I couldn’t believe my luck when my media badge gave me access to the side of the first tee-box itself, and I’ll never forget the electricity running through my body when his name was announced on that tee. Hairs stood on end where I didn’t know hair existed. I remember thinking if I was standing in Rory’s shoes, I’d miss the ball. Turns out McIlroy wasn’t feeling too dissimilar. Never have I heard the sound of elation turn to despair so quickly. As his ball hooked left, it was as if God himself plugged-out the vocal chords of the gallery mid-scream. But without the crowd causing such a stir, would McIlroy have made the fatal error? By the same token, with that rambunctious energy in tow, would Collin Moriwaka and Bryson DeChambeau have claimed their maiden Major titles with so little fuss last year? Perhaps they would have, but with 30,000 spectators hovering over their shoulders as they tried, it could easily have been different. 
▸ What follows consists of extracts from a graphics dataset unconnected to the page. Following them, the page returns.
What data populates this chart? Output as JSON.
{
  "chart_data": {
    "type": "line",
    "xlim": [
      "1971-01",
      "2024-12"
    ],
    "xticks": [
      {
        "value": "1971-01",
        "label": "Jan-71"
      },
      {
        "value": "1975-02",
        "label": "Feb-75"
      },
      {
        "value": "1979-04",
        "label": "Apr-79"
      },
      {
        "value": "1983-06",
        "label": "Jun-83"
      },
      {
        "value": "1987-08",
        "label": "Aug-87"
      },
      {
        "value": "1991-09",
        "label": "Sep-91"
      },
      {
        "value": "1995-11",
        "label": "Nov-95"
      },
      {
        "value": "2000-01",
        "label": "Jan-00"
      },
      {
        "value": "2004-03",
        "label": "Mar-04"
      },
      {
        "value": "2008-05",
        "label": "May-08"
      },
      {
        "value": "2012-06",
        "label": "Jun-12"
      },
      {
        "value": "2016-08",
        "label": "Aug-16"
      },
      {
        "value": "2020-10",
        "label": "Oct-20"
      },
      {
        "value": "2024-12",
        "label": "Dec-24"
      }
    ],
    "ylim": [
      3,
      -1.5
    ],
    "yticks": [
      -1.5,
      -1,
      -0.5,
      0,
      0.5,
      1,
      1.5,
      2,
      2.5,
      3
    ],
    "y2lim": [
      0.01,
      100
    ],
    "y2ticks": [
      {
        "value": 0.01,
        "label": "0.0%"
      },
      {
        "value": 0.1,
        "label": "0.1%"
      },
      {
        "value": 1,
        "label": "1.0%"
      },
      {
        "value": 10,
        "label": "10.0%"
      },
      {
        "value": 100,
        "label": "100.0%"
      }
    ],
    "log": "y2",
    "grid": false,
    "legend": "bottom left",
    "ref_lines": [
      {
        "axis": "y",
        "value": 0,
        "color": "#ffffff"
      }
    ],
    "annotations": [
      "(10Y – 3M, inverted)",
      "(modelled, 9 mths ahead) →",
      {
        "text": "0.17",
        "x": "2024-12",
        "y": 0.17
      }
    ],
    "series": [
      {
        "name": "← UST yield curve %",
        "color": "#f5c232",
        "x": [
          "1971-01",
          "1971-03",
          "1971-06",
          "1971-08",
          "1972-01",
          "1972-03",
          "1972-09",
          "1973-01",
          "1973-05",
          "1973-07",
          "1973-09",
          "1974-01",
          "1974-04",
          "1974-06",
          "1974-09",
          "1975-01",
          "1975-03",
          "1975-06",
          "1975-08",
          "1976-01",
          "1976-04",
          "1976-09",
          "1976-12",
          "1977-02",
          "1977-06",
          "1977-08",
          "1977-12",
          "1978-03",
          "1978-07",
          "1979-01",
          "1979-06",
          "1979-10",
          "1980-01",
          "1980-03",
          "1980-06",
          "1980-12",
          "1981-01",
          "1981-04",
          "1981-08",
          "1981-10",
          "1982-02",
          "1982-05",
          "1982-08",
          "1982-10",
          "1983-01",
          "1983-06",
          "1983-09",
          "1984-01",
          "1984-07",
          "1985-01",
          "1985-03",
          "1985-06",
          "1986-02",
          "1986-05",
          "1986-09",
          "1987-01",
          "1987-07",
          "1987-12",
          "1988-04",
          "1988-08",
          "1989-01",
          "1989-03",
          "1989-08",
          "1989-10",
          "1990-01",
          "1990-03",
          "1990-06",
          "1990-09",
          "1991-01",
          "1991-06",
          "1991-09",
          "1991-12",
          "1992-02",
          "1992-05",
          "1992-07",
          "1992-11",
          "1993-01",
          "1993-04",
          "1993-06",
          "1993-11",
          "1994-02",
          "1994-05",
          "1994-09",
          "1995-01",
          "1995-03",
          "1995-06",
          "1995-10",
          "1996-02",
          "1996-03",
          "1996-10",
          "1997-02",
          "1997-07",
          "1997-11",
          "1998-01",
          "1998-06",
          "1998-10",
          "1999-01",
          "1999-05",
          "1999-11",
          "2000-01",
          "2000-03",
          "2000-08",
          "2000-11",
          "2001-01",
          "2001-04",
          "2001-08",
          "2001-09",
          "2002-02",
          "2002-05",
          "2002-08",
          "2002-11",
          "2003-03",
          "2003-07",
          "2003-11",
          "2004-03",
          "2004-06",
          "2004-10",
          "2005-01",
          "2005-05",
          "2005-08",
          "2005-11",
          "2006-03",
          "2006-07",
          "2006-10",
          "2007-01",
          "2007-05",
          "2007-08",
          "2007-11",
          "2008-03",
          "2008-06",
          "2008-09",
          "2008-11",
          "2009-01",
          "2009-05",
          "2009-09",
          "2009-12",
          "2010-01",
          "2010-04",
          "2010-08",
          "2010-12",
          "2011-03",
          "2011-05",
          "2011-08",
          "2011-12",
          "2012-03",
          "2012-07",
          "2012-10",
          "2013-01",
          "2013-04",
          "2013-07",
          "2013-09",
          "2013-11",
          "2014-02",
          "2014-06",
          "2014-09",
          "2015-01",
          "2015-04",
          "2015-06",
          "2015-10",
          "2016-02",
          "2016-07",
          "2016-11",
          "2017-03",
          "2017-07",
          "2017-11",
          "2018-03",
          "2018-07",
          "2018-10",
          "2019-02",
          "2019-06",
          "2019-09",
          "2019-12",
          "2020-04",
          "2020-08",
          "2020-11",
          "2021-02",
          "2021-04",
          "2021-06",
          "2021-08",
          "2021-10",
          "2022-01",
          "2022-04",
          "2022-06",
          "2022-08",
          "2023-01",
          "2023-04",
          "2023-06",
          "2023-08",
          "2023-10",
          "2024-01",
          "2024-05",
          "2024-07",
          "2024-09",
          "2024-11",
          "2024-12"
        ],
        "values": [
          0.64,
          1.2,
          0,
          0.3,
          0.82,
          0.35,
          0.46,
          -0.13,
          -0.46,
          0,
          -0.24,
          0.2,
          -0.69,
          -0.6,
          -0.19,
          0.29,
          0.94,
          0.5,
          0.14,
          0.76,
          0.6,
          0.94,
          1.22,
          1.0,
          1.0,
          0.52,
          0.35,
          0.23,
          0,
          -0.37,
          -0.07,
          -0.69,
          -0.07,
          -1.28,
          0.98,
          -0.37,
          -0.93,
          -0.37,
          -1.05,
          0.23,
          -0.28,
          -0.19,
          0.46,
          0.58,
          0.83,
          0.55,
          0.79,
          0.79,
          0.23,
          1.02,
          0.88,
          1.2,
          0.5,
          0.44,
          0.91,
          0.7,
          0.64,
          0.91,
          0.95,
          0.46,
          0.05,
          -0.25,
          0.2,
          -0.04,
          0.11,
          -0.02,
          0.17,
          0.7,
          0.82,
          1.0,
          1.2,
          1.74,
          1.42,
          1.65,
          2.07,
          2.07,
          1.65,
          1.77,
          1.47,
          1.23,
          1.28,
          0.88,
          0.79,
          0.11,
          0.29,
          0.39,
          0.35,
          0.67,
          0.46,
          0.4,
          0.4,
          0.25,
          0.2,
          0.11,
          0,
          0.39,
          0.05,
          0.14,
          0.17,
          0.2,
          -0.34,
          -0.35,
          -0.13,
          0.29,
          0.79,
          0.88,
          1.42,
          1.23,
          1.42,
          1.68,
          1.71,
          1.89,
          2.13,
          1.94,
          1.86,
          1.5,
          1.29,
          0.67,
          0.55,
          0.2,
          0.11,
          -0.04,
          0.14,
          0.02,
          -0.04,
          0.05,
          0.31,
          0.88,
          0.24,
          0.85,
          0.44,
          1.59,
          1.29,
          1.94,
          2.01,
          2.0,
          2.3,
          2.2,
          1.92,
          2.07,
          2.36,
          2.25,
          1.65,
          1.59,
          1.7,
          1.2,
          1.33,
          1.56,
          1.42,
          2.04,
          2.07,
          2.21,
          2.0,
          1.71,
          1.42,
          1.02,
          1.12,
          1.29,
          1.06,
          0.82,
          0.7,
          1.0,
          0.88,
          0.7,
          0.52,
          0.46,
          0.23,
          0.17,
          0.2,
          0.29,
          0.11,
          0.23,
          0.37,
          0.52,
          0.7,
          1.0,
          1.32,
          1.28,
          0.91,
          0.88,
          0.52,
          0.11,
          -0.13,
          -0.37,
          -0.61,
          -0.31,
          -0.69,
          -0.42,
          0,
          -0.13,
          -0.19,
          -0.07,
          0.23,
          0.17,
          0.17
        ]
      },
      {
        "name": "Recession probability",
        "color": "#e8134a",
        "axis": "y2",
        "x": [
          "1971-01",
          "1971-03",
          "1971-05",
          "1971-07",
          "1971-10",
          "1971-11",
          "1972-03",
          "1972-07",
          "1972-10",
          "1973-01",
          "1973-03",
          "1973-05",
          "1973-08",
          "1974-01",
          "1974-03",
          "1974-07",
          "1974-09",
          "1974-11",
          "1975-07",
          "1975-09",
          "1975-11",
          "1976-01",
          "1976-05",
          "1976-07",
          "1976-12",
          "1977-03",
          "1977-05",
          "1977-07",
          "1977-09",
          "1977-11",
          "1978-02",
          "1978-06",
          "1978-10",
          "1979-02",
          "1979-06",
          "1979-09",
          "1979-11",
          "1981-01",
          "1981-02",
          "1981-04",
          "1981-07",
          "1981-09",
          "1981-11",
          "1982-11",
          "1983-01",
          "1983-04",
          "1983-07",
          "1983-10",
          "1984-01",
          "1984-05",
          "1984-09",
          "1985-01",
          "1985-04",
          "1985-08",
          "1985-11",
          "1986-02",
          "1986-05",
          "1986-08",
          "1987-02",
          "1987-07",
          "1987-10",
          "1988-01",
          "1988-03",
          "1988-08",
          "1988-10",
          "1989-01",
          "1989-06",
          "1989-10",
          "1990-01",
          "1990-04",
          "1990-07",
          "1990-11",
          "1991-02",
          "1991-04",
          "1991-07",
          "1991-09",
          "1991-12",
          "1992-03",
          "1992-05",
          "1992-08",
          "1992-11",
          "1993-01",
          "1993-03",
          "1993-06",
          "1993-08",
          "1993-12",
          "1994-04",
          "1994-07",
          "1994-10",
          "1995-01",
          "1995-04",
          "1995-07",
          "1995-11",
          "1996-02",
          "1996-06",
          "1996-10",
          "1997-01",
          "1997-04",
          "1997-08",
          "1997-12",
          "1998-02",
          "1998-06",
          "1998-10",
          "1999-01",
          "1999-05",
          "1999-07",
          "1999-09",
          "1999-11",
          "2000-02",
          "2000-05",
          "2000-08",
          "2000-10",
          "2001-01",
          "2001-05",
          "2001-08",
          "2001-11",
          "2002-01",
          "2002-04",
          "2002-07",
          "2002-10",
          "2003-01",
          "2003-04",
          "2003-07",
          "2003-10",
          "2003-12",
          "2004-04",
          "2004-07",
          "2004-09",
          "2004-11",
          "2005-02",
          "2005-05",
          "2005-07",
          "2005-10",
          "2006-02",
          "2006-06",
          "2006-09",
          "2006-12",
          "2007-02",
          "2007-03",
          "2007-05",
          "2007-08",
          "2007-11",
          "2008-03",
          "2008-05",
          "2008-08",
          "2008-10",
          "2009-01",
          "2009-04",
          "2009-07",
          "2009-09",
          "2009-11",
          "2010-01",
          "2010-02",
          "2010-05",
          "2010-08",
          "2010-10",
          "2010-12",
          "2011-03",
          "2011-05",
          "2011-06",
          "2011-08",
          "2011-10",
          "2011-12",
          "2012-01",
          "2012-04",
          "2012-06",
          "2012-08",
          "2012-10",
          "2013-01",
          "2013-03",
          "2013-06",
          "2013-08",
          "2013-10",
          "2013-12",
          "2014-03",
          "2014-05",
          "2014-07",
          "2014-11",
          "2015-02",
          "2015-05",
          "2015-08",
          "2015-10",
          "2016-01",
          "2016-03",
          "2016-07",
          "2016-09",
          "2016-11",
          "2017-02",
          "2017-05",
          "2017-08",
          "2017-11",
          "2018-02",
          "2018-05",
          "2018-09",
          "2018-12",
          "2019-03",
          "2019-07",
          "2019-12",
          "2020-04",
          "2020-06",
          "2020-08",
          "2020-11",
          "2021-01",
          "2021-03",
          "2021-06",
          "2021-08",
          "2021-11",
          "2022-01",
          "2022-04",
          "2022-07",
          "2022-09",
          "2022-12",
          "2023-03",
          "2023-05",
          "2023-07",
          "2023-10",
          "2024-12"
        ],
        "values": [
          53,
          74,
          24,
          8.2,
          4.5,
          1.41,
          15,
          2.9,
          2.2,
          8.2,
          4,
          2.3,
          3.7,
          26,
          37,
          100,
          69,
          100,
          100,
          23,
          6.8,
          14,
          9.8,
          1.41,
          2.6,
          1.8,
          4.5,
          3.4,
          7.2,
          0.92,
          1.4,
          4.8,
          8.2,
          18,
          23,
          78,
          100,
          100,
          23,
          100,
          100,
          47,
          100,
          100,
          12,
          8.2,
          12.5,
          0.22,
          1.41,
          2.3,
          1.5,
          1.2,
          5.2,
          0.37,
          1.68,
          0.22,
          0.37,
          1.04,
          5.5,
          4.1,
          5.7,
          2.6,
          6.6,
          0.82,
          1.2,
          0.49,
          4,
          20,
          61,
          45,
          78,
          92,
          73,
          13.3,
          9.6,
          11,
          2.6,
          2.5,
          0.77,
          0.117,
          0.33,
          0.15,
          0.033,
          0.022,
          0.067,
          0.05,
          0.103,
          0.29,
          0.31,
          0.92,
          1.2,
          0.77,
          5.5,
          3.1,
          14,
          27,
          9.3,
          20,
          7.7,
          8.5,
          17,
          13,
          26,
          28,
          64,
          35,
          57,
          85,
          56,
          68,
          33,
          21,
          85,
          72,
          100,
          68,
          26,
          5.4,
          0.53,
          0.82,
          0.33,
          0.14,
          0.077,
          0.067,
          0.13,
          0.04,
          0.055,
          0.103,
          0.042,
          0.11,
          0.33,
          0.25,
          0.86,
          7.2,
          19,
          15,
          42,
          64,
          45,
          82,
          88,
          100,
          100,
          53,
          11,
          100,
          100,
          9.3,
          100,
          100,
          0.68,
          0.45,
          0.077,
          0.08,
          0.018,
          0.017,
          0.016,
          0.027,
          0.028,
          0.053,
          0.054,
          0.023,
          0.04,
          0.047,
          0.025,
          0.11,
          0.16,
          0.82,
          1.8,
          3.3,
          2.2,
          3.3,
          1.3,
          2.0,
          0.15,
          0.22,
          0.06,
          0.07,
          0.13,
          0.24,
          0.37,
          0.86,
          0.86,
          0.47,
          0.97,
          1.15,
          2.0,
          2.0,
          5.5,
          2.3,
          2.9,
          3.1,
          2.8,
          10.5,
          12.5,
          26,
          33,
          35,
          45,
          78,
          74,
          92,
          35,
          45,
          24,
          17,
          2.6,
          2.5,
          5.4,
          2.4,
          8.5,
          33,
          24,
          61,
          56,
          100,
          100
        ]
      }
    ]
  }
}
It’s no coincidence that the November Masters was the least watched renewal since counting began in 1995. A clash with the NFL and a runaway winner didn’t help the cause but neither did the dead air of a patron-less Augusta National, or the trivial attempts at commentators to fill it.  

When Tiger Woods holed his infamous chip off the 16th green at the Masters in 2005, it was the crowd reactions that narrated the ball’s journey from peril to perfection. “In your life have you seen anything like that” was the perfect accompaniment to the initial murmurs of worry as Tiger’s chip looked thinned and wayward, to the then audible relief as the breaks initiated just in time, to the shouts of ‘come on back’ and the excitement as the ball obeyed down the slope to the unthinkable as it tracked towards the pin, and just as the noise threatened to reach fever pitch, the ball stopped as the Nike tick came into view for its photo op, gasps of horror and disappointment from the patrons followed until, as if by magic, or the sheer will of the people, it gets its second wind before disappearing into the cup.  

Take the crowd away from that moment and one of the most memorable shots in the history of the sport becomes just another great shot. Take the crowds away from professional golf and you lose the game’s soul. It’s the atmosphere, as much as the talent, that captures the imagination of a new generation. I miss it.